Except for the waistline that is, and for those struggling with food addictions. I honestly don't understand why we as a society treat food addictions any differently from alcohol or drug addictions, and yet we do. Or why gluttony is such an easily overlooked sin. Or, for that matter, why so much of the church seems to hold a neo-Platonist view of food that says that if it tastes nice it must be evil.
They forbid people to marry and order them to abstain from certain foods, which God created to be received with thanksgiving by those who believe and who know the truth. For everything God created is good, and nothing is to be rejected if it is received with thanksgiving, because it is consecrated by the word of God and prayer.
1 Timothy 4:3-5, NIV
So enjoy chocolate, but enjoy it responsibly!
7 comments:
Ooh, those look like good stocking fillers. Thanks for that.
Things may be different down in Oxford, I don't know.

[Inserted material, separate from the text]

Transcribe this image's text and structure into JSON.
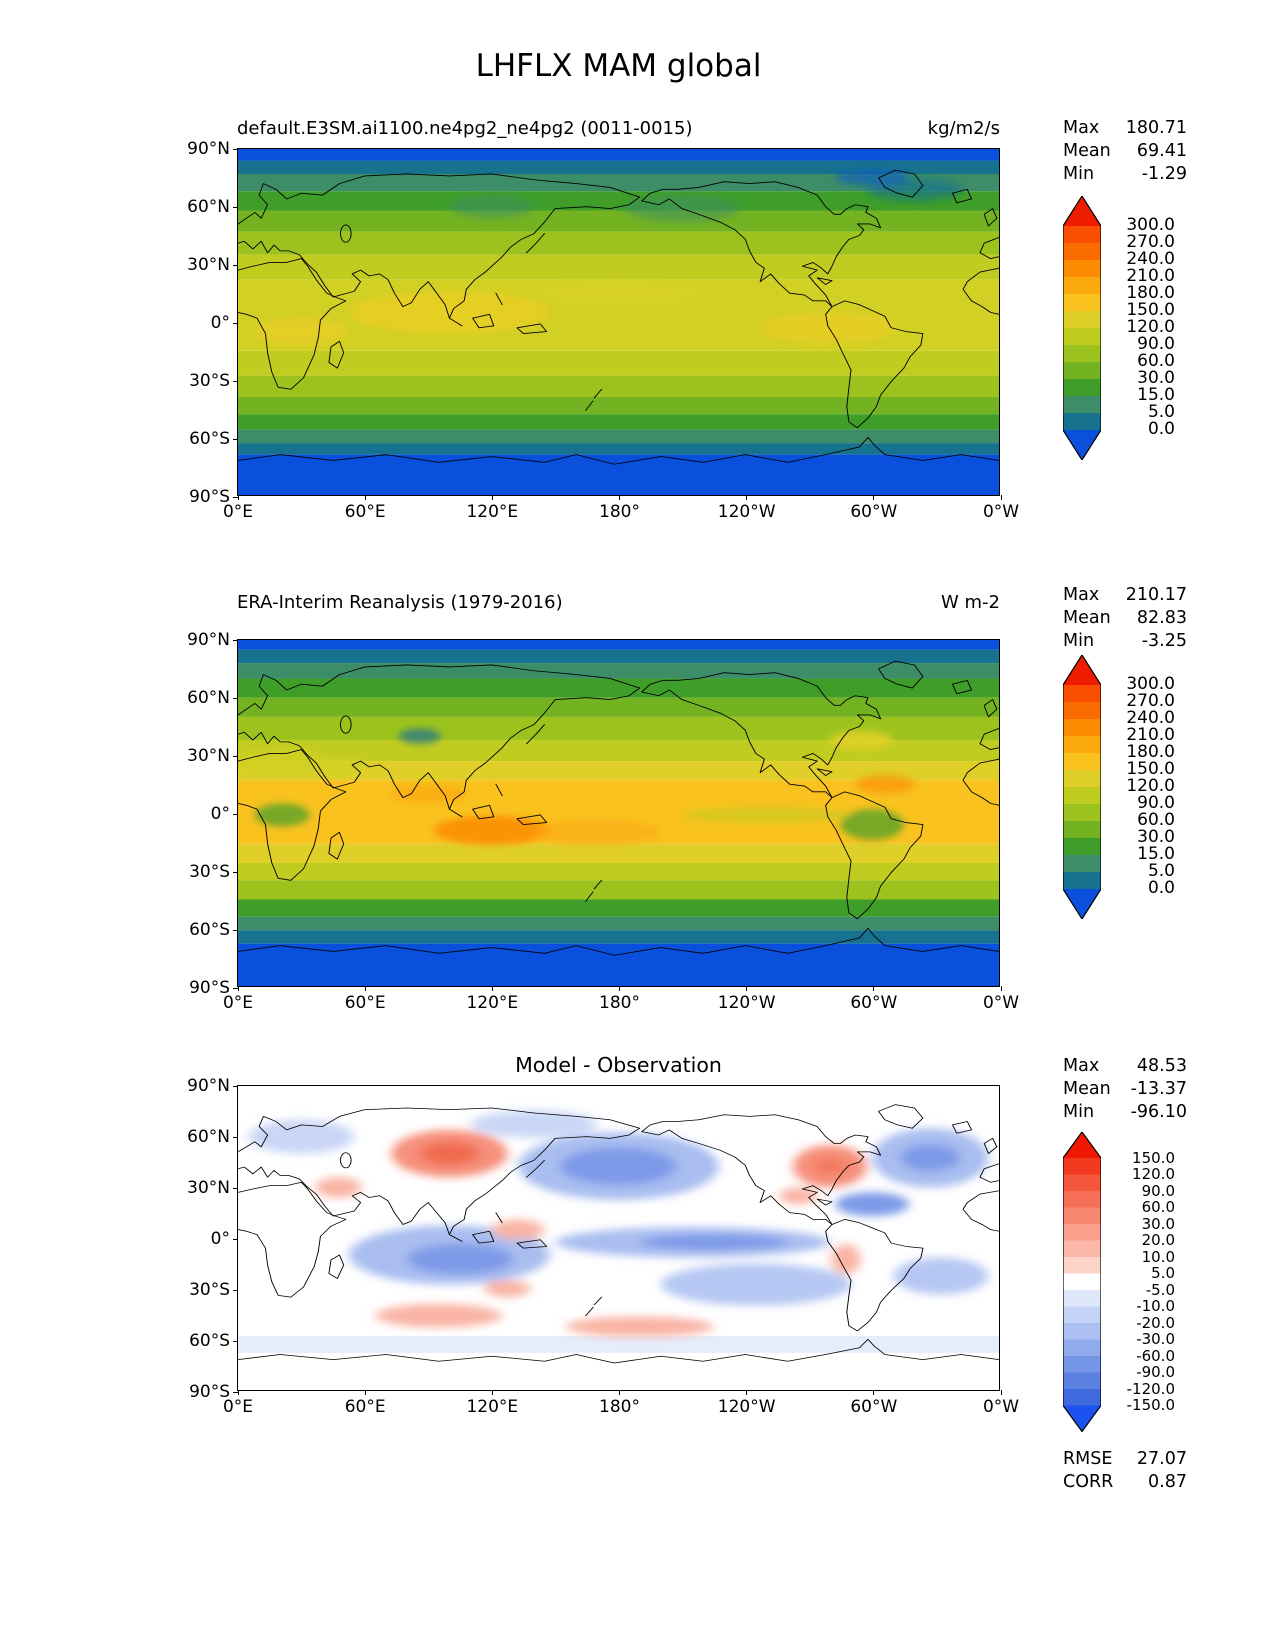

But do Christians really treat nice-tasting food as bad? I honestly hadn't noticed. Can you provide any examples?
And (genuine question), which foods contain addictive substances as powerful as alcohol or heroin?
Easy way to observe neo-Platonic attitudes to food among Christians. There's plenty of other examples, but this one works pretty much every time:
1) Assemble a group of 20 or so middle-aged Christian women
2) Offer them a plate of cream cakes
3) Listen to conversation, and see how often the words "naughty" or "wicked" comes up.
And the food addiction thing was a sudden flashback to a meeting I was in, where there were various alcoholics, drug addicts, etc present, and where an alcoholic had recently been banned for turning up drunk.
At that meeting, there was a morbidly obese woman, who was openly eating far too much and laughing about it. Nothing was said or done. My brain put itself in the position of an alcoholic who could legitimately say "It's really hard work for me to cope with my addiction and turn up here. And if I don't cope with it, I know I can't come. But she's there, she's obviously addicted to food, and they're letting her indulge her addiction. How come?"
I am a middle-aged woman. My experience is that if I eat until I'm satiatied, that I will become technically and medically obese. A woman, by the way, can be medically obese whilst looking fairly slim.
So, basically, I feel hungry a good bit of the day. And I do this to keep my blood pressure down and so that I can be fit and mobile.
Let's see what you have to say when you're fifty.
Oh, also, I believe that Puritanism is the main culprit in enshrining neo-platonic thought into Christianity.
Pam - I'm overweight (but not obese), and I'm always hungry. I do have to be careful how much I eat.
On Puritanism introducing neoPlatonism into modern English Christianity - you may well be right. World Christianity, I think some of the ascetics had it first...
I suspect that neo-Platonism is inescapably tied to Christianity. I think it was the philosophical backdrop, it was "the way things are" when the early church formed its thinking. Not sure we can get away from it entirely.
I reckon that if I ate an extra three biscuits a day (easily done when you don't want to insult people) I'd probably put a stone on in a year (I know this from experience). So I think that over-eating is a genuine temptation.
Do I think it would be sinful for me to eat an extra three biscuits a day? Honestly, no. But there is genuine temptation there which is why I'd use that language.
What I think *is* sinful is the fact that our society as a whole has more food than we know what to do with and people in other parts of the world are starving. This is not a problem that can be easily solved. It's also not a problem that can be solved by individual will-power and I think we dearly love to relegate our sins to the realm of the individual and the responsibility for sin to lack of will-power.
I'm certain, however, that in the Kingdom of God there will be no starving people. With these extremely difficult-to-solve sins, I really have to throw myself on God's grace and I think we're really uncomfortable with grace. (Myself included)
I'm not convinced that people calling food "naughty" or "wicked" is limited to Christianity. It seems to permeate most of our culture.
Also, tendencies like that have probably increased since they were (fairly recently) facilitated by us having more food than we know what to do with (Thanks Pam).